The AIVC met in October 2015 to recommend the influenza viruses to be used in influenza vaccines for 2016. The committee recommended the following:

  • Trivalent (three-strain) vaccines should contain the following
    • A (H1N1): an A/California/7/2009 (H1N1)pdm09-like virus
    • A (H3N2): an A/Hong Kong/4801/2014 (H3N2)-like virus
    • B: a B/Brisbane/60/2008-like virus
  • Quadrivalent (four-strain) vaccines should contain the trivalent strains listed above plus an additional B strain
    • B/Phuket/3073/2013-like virus.

Further information on 2016 influenza vaccines is available at www.tga.gov.au/aivc-recommendations-composition-influenza-vaccine-australia-2016.
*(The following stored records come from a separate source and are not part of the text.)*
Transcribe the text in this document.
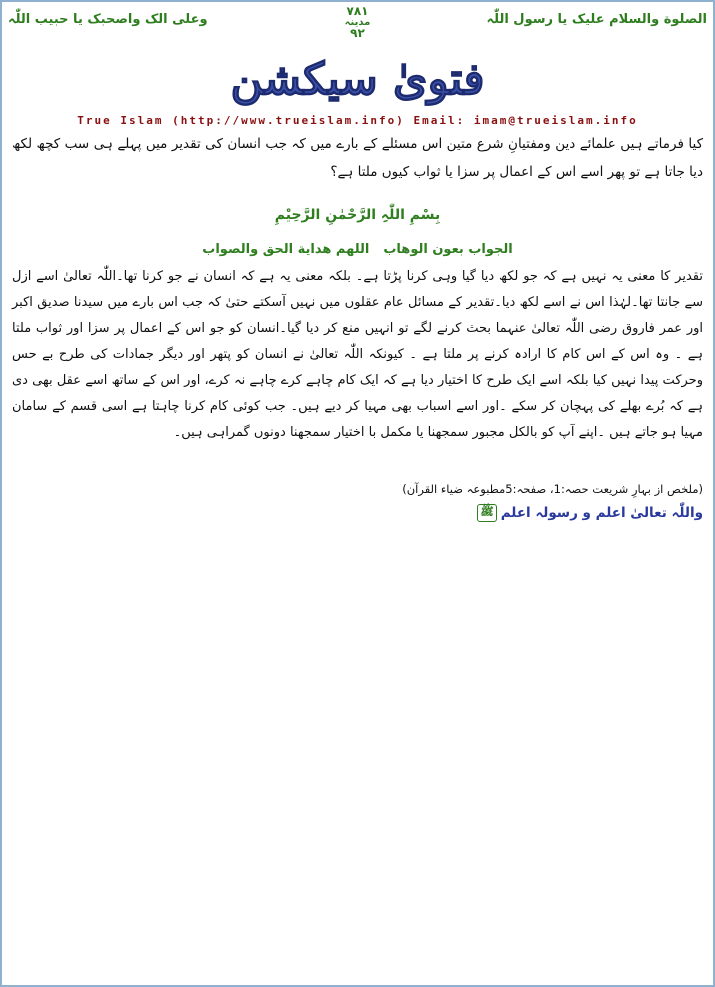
الصلوة والسلام علیک یا رسول اللّٰہ
۷۸۱
مدینہ
۹۲
وعلی الک واصحبک یا حبیب اللّٰہ
فتویٰ سیکشن
True Islam (http://www.trueislam.info) Email: imam@trueislam.info
کیا فرماتے ہیں علمائے دین ومفتیانِ شرع متین اس مسئلے کے بارے میں کہ جب انسان کی تقدیر میں پہلے ہی سب کچھ لکھ دیا جاتا ہے تو پھر اسے اس کے اعمال پر سزا یا ثواب کیوں ملتا ہے؟
بِسْمِ اللّٰہِ الرَّحْمٰنِ الرَّحِیْمِ
الجواب بعون الوهاباللهم هداية الحق والصواب
تقدیر کا معنی یہ نہیں ہے کہ جو لکھ دیا گیا وہی کرنا پڑتا ہے۔ بلکہ معنی یہ ہے کہ انسان نے جو کرنا تھا۔اللّٰہ تعالیٰ اسے ازل سے جانتا تھا۔لہٰذا اس نے اسے لکھ دیا۔تقدیر کے مسائل عام عقلوں میں نہیں آسکتے حتیٰ کہ جب اس بارے میں سیدنا صدیق اکبر اور عمر فاروق رضی اللّٰہ تعالیٰ عنہما بحث کرنے لگے تو انہیں منع کر دیا گیا۔انسان کو جو اس کے اعمال پر سزا اور ثواب ملتا ہے ۔ وہ اس کے اس کام کا ارادہ کرنے پر ملتا ہے ۔ کیونکہ اللّٰہ تعالیٰ نے انسان کو پتھر اور دیگر جمادات کی طرح بے حس وحرکت پیدا نہیں کیا بلکہ اسے ایک طرح کا اختیار دیا ہے کہ ایک کام چاہے کرے چاہے نہ کرے، اور اس کے ساتھ اسے عقل بھی دی ہے کہ بُرے بھلے کی پہچان کر سکے ۔اور اسے اسباب بھی مہیا کر دیے ہیں۔ جب کوئی کام کرنا چاہتا ہے اسی قسم کے سامان مہیا ہو جاتے ہیں ۔اپنے آپ کو بالکل مجبور سمجھنا یا مکمل با اختیار سمجھنا دونوں گمراہی ہیں۔
(ملخص از بہارِ شریعت حصہ:1، صفحہ:5مطبوعہ ضیاء القرآن)
واللّٰہ تعالیٰ اعلم و رسولہ اعلمﷺ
The AIVC is due to meet in October 2016 to develop advice for influenza vaccines during 2017.

Is vaccination recommended?

Annual influenza vaccination is recommended in the National Immunisation Program and is free* for Tasmanians at risk of severe influenza, including:

  • People aged 65 and over
  • Aboriginal and Torres Strait Islander people aged six months to less than five years
  • Aboriginal and Torres Strait Islander people who are aged 15 years and over
  • Pregnant women
  • People aged six months and over with medical conditions such as severe asthma, lung or heart disease, low immunity or diabetes that can lead to complications from influenza.

For more information see www.immunise.health.gov.au/internet/immunise/publishing.nsf/Content/immunise-influenza.

* The cost of the quadrivalent vaccine is covered for these groups; there may be a consultation fee for the health care provider to administer the vaccine.